Coca-Cola Amatil has announced that it will be focusing on its Australian operations to encourage sustainable earnings growth and deliver strong shareholder returns as part the first phase of its strategic review.
The company announced in April this year that it will be reviewing all of its operations following a 15 percent fall in first half earnings due to challenges in its Australian operations and higher costs in Indonesia, The Mercury reports.
Group managing director and former Grain Corp boss, Alison Watkins said that there are opportunities across the business to raise revenue and improve productivity, as well as reduce costs.
"Our main focus at this stage is Australia, as the most material contributor of earnings to our group," said Watkins.
"In response to the current challenges, we are reviewing our longer-term growth and investment plans for Indonesia with our partner, The Coca-Cola Company,"
"We remain committed to investing for growth in Indonesia, but we must do this with a view to delivering solid and sustainable returns."
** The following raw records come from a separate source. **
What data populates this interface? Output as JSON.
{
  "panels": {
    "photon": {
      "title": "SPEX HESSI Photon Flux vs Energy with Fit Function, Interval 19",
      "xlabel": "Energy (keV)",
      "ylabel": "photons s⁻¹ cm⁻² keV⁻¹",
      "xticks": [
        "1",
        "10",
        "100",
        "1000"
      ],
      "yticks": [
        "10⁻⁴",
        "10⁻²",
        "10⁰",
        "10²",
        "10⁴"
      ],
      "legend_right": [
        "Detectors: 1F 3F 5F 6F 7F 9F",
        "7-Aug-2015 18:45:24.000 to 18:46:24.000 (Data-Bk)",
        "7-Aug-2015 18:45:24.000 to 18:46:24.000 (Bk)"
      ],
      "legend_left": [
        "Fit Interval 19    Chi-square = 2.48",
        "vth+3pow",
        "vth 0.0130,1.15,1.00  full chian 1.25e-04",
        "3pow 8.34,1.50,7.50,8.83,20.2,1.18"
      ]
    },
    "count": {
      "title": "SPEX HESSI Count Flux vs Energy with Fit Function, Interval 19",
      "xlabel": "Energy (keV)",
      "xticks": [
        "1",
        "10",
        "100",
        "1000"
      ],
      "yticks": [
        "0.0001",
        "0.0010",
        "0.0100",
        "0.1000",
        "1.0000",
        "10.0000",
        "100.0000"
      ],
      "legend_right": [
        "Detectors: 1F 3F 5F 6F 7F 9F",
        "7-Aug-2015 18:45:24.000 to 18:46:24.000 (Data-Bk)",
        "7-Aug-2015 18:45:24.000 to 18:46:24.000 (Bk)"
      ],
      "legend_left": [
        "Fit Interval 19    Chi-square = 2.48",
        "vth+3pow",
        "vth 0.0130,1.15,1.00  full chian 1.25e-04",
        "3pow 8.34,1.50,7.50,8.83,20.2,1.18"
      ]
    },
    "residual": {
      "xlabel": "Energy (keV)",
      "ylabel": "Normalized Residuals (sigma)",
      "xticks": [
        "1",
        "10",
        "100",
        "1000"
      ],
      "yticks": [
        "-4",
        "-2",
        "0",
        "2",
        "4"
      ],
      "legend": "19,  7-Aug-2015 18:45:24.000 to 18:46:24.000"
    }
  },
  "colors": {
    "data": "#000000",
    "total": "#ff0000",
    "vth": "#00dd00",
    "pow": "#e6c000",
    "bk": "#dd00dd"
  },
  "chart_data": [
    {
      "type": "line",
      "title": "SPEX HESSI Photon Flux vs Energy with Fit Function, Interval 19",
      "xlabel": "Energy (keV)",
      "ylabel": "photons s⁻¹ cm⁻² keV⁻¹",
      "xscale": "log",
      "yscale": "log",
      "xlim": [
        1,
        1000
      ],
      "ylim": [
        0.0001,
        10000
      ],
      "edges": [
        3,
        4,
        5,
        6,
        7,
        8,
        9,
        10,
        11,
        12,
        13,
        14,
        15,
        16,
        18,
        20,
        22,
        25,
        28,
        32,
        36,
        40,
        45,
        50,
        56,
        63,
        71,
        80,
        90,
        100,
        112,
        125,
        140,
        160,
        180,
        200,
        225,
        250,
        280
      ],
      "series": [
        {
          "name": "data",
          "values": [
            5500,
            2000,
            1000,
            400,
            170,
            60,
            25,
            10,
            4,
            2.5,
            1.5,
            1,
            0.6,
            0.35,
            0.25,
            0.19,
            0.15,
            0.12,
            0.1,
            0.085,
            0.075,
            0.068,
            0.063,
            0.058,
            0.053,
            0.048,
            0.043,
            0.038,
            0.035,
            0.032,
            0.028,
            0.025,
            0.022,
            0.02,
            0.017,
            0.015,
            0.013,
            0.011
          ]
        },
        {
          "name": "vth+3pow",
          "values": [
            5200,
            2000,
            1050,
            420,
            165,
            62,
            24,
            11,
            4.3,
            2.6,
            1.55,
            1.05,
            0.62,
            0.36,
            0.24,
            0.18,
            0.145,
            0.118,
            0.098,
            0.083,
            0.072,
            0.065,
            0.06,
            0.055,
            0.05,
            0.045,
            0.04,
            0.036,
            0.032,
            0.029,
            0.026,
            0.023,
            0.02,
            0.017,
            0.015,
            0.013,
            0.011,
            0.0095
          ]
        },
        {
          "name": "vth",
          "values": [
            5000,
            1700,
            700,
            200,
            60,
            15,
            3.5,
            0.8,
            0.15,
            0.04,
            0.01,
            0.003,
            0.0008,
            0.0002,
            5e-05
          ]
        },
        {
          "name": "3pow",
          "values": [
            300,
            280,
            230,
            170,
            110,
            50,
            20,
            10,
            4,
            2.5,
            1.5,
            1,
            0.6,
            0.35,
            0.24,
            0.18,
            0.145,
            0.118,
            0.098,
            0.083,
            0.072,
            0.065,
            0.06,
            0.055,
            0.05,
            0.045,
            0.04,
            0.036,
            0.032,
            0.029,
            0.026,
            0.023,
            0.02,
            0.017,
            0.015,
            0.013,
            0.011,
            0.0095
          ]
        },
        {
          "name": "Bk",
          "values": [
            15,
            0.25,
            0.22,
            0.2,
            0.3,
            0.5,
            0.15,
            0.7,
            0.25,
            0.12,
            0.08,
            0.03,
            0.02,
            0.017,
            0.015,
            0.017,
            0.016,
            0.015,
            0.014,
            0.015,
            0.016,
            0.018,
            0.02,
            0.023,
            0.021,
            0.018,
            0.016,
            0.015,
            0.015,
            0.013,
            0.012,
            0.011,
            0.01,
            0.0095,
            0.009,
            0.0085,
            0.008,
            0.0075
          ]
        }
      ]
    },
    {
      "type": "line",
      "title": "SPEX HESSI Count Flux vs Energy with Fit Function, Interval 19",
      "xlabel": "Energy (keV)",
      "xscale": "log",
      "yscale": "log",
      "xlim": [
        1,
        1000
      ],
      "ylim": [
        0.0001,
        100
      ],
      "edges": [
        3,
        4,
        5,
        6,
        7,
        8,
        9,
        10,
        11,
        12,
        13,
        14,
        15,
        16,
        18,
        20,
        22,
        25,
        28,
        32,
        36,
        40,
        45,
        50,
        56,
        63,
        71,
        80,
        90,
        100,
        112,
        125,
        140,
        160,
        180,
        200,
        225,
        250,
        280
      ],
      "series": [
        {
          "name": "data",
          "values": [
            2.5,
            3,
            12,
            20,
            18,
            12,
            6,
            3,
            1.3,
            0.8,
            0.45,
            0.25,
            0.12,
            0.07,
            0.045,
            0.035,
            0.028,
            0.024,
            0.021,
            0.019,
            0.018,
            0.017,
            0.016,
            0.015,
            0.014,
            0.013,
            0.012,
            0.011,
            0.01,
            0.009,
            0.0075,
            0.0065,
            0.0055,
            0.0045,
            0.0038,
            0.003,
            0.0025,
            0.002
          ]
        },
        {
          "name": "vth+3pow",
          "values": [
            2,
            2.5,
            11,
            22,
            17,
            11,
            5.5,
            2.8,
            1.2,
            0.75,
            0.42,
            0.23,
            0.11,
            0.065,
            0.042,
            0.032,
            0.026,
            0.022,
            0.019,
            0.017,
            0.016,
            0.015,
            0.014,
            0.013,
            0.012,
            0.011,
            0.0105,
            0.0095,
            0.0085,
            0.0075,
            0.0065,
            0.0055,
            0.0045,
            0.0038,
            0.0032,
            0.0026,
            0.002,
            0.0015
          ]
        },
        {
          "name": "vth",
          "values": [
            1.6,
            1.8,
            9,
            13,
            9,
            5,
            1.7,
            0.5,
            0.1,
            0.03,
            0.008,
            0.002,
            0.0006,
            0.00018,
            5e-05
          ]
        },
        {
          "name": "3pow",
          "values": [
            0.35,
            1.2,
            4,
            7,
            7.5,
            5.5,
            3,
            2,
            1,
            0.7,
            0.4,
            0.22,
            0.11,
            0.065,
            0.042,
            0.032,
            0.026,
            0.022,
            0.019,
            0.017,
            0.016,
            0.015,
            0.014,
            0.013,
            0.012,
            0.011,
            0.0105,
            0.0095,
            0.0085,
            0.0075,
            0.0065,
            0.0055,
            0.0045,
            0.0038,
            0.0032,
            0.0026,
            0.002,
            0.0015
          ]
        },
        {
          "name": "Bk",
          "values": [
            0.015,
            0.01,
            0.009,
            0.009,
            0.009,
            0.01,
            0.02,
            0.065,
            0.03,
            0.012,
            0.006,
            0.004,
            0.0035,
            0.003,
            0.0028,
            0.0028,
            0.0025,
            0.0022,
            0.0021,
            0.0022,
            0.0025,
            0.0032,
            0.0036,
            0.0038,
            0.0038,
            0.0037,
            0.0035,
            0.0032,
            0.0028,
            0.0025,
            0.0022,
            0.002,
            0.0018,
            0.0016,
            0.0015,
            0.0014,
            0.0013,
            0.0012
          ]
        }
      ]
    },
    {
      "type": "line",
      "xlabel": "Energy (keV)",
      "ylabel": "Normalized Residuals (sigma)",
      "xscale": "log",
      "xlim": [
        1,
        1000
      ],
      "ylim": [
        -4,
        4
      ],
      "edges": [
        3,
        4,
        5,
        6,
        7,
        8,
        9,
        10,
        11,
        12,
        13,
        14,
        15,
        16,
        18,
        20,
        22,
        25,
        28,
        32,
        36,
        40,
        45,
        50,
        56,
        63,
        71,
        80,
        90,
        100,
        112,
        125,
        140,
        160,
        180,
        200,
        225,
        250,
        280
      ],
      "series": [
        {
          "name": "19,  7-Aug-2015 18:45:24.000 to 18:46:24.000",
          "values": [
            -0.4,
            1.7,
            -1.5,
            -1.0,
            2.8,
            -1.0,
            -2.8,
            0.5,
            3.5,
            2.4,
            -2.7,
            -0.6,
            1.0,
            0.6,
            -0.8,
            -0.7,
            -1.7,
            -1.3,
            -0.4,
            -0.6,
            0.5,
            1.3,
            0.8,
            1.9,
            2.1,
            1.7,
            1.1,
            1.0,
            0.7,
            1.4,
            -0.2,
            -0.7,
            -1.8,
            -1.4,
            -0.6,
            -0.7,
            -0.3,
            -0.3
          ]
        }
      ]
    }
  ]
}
According to Watkins, the company needs a stronger portfolio of products outside of its mainstay carbonated beverage category, and to improve its share of the sports, energy and water categories.
As announced earlier this week, CCA’s managing director for Australian beverages John Murphy will leave the company at the end of June, having agreed there are no suitable positions for him in the restructured organisation.
A more detailed list of CAA’s priorities and objectives will be announced when the company releases its financial results for the first half of 2014 in August.